We have some idéas on how to approach the problem. Water has come to be one of our favourite subjects. You can use water as a lense, to create refraction, but also to create effects with color. You can put lenses and other things that bend light into the water and get interesting results.
A way to emphasize contrast could be to project light through bars (or any shape) on a picture, so that only some areas become brighter. This would give the image an artificial contrast. It would show the difference between enlightened and darker areas, and thus create contrast.
You could also transpose the ageing of light to sound, which wouldn't give exactly the same result as the ageing of sound itself.

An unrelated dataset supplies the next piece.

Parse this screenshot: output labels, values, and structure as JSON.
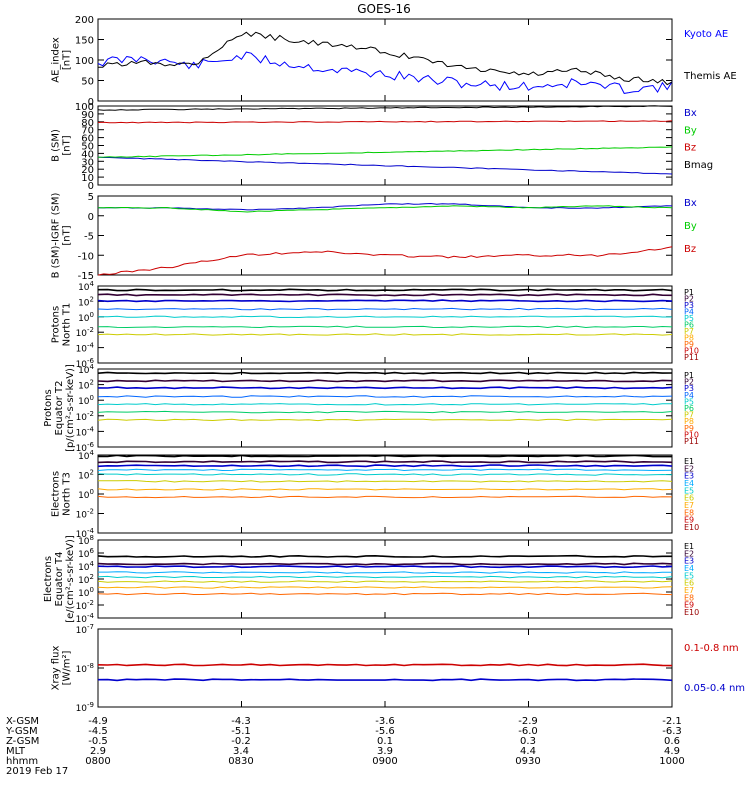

After talking to Antonio today we decided to look att ageing through a camera. We've tried to recreate age diseases as catarct by putting different pieces of plastic in front of the camera. You can actually get decent results when it comes to halo effects and generally blurred vision. The problem is, while working with plastics, there is no way to reverse the aging effects without using photoshop. And even if we used photoshop, we wouldn't be able to recreate the original image, although we could probably enhance it somewhat. We might be a bit stuck again, since the experiment gave no clear results. We would have liked to use lenses instead, to be able to reverse the damage made from other lenses. This would have given us the opportunity to take pictures both with the damaging lense, both of the lenses (damaging and correcting, which would have given an ok image), and only the correcting lense. Both of the lenses alone would give a "wrong" picture. Although the correcting lense alone would make it right, in a way. Confused? Yeah, we're not really clear about that concept eithter.
Something else we've learned is that when stuck, it's best to take a couple of steps back, and start working again. If you don't do this, you only increases the frustration.